Slade Arietta
The City University of New York, Yale Child Study Center, 8 Hodge Road, Roxbury, CT 06783, USA.
Attach Hum Dev. 2005 Sep;7(3):269-81. doi: 10.1080/14616730500245906.
Reflective functioning refers to the essential human capacity to understand behavior in light of underlying mental states and intentions. The construct, introduced by Fonagy, Steele, Steele, Moran, and Higgitt in 1991, and elaborated by Fonagy and his colleagues over the course of the next decade, has had an enormous impact on developmental theory and clinical practice.

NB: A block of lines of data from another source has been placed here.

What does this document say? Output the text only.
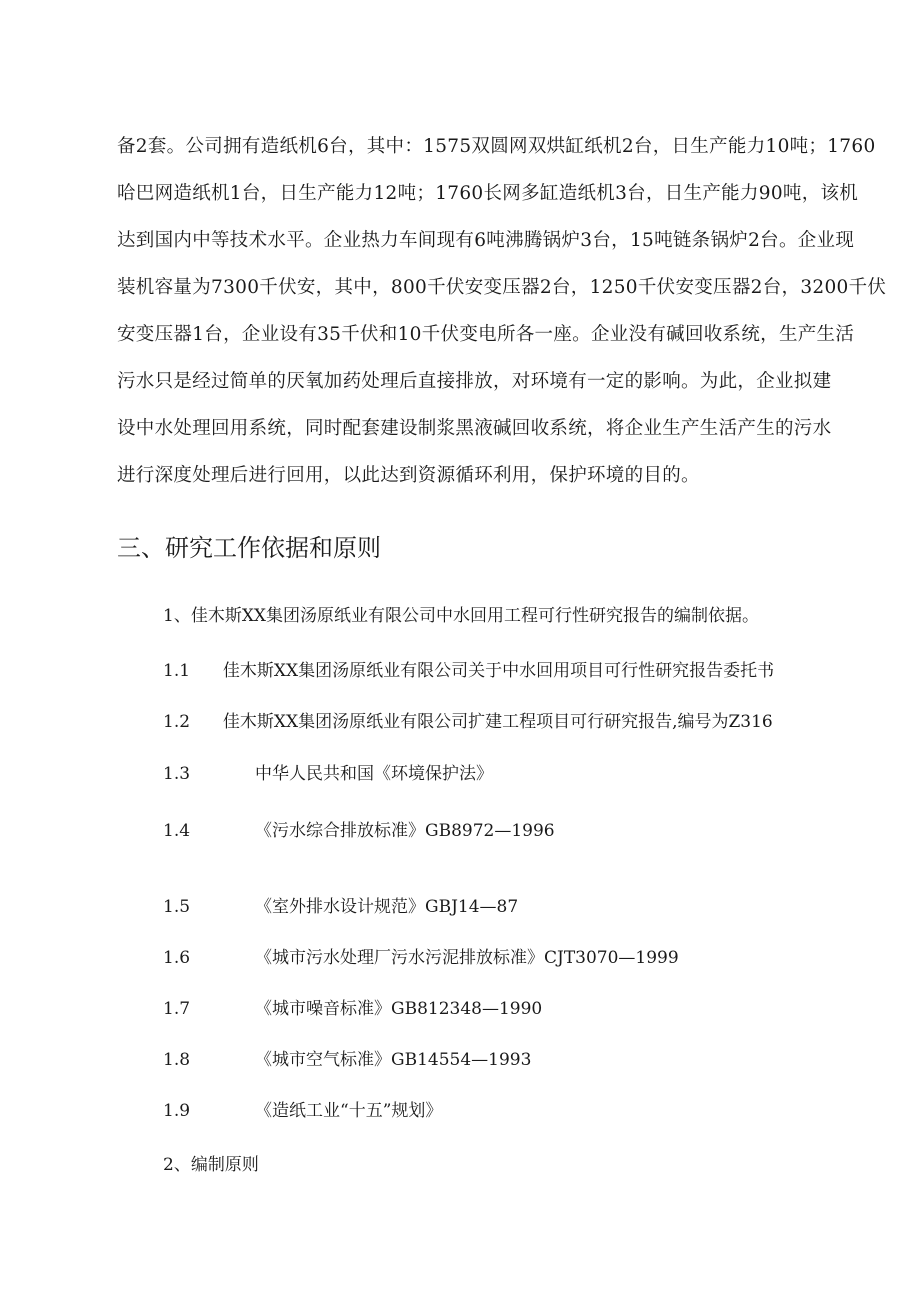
备2套。公司拥有造纸机6台，其中：1575双圆网双烘缸纸机2台，日生产能力10吨；1760
哈巴网造纸机1台，日生产能力12吨；1760长网多缸造纸机3台，日生产能力90吨，该机
达到国内中等技术水平。企业热力车间现有6吨沸腾锅炉3台，15吨链条锅炉2台。企业现
装机容量为7300千伏安，其中，800千伏安变压器2台，1250千伏安变压器2台，3200千伏
安变压器1台，企业设有35千伏和10千伏变电所各一座。企业没有碱回收系统，生产生活
污水只是经过简单的厌氧加药处理后直接排放，对环境有一定的影响。为此，企业拟建
设中水处理回用系统，同时配套建设制浆黑液碱回收系统，将企业生产生活产生的污水
进行深度处理后进行回用，以此达到资源循环利用，保护环境的目的。
三、研究工作依据和原则
1、佳木斯XX集团汤原纸业有限公司中水回用工程可行性研究报告的编制依据。
1.1 佳木斯XX集团汤原纸业有限公司关于中水回用项目可行性研究报告委托书
1.2 佳木斯XX集团汤原纸业有限公司扩建工程项目可行研究报告,编号为Z316
1.3	中华人民共和国《环境保护法》
1.4	《污水综合排放标准》GB8972—1996
1.5	《室外排水设计规范》GBJ14—87
1.6	《城市污水处理厂污水污泥排放标准》CJT3070—1999
1.7	《城市噪音标准》GB812348—1990
1.8	《城市空气标准》GB14554—1993
1.9	《造纸工业“十五”规划》
2、编制原则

This paper introduces the construct of parental reflective functioning, which refers to the parent's capacity to hold the child's mental states in mind, and begins with a review of Fonagy and his colleagues' essential ideas regarding the reflective function. Next, the applicability of this construct to parental representations of the child and the parent-child relationship is considered. A system for coding parental reflective functioning, which will serve as the organizing framework for this special issue, is described. Finally, the three papers that make up this special section are introduced.
反思功能是指人类依据潜在心理状态和意图来理解行为的基本能力。该概念由Fonagy、Steele、Steele、Moran和Higgitt于1991年提出,并在接下来的十年里由Fonagy及其同事进行了详细阐述,对发展理论和临床实践产生了巨大影响。本文介绍了父母反思功能这一概念,即父母在心中理解孩子心理状态的能力,并首先回顾了Fonagy及其同事关于反思功能的基本观点。接下来,探讨了这一概念在父母对孩子的表征以及亲子关系中的适用性。描述了一个用于编码父母反思功能的系统,该系统将作为本期特刊的组织框架。最后,介绍了构成本特刊这一部分的三篇论文。